The appointment of receivers and the issuance of restraining orders and injunctions shall be governed by applicable statutes and by Rule 65 and 66, respectively, of the Massachusetts Rules of Civil Procedure; provided, however, that the court may modify the time periods and notice requirements of those rules and otherwise fashion the relief it orders as it deems appropriate.
Effective September 1, 1980.
This rule, in effect, permits the court to analogize to the procedures for equitable relief required in regular civil actions. Thus the rules referred to can serve as a guide to the court in fashioning the equitable relief it may order in a summary process action.

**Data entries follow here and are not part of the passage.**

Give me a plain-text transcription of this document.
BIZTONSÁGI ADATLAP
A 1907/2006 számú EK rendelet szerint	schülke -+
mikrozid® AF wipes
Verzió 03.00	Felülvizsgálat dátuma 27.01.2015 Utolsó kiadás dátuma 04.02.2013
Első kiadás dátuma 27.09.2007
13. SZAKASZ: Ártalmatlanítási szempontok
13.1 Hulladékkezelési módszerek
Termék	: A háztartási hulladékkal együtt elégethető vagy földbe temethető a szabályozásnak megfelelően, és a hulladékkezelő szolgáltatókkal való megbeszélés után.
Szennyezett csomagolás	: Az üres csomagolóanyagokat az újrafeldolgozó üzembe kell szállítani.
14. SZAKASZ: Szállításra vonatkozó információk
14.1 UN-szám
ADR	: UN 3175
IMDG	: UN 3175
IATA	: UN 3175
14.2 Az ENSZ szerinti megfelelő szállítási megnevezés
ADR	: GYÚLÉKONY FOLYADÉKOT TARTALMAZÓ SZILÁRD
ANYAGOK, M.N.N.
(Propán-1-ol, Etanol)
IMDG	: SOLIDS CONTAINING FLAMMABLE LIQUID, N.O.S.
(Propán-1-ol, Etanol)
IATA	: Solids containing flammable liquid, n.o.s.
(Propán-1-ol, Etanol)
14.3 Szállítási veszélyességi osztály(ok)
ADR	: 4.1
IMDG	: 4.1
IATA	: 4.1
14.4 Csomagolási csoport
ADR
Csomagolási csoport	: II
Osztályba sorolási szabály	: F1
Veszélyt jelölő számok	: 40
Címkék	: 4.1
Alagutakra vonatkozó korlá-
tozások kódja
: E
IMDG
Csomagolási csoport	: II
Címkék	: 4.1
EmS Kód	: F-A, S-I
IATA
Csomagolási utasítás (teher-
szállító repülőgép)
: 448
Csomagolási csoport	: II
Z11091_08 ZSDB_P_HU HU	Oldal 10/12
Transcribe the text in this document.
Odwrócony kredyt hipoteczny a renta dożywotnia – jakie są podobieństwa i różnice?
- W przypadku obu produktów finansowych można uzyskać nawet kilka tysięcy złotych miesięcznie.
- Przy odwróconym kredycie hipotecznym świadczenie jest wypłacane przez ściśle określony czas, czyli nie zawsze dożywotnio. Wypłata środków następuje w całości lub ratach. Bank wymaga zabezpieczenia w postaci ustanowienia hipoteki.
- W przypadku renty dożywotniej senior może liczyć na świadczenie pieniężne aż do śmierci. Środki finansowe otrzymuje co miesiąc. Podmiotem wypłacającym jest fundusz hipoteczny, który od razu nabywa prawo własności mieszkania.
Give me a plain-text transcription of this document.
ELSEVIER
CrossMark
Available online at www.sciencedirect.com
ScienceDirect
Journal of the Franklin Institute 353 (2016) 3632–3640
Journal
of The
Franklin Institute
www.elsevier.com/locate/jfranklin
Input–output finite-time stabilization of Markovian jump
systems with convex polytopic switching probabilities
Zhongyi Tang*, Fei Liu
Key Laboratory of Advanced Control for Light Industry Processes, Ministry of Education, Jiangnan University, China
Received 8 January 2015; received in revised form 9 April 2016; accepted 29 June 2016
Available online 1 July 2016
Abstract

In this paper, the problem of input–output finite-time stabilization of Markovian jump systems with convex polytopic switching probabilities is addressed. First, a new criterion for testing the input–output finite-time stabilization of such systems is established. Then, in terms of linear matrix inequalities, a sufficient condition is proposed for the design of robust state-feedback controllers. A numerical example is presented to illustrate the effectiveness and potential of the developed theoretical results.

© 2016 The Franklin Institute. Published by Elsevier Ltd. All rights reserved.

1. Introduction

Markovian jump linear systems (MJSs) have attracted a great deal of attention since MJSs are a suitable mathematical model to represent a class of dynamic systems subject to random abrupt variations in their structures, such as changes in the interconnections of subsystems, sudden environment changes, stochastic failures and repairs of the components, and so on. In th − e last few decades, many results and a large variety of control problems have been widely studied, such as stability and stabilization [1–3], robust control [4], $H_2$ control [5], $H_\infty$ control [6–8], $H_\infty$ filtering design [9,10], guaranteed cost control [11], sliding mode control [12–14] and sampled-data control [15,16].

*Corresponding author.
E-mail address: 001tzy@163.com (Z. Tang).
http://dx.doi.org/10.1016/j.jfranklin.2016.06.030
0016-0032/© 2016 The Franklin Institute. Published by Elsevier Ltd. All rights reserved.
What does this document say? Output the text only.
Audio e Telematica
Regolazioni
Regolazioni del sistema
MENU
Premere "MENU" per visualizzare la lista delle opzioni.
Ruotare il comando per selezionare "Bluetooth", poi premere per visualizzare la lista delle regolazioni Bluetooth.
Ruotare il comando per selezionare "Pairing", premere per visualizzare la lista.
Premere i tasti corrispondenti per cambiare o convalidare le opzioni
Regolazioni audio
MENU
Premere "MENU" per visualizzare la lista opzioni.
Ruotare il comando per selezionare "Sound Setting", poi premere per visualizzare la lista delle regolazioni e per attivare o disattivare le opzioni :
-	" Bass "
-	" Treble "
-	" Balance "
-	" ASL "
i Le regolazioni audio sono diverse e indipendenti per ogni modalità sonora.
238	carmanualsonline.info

Rule 9 reflects the expanded scope of summary process. For several years, the District Court Department has had equitable power in housing cases under G.L. c.186, § 14 (injunctions against interference with utilities, etc.) and G.L. c.218, § 19C (injunctive relief to order sanitary code compliance similar to the powers given to the Superior Court Department in G.L. c. 111, § 127H). Under G.L. c. 239, § 8A , the court, in its discretion, may order that funds paid into court by a tenant be expended for repair of the premises at issue; the court may appoint a receiver to supervise this procedure. Other forms of equitable relief appear to be available to a defendant by way of counterclaim. For example, a counterclaim under G.L. c.186, § 14 could involve equitable relief. In short, all courts have the authority to issue injunctive relief in appropriate cases.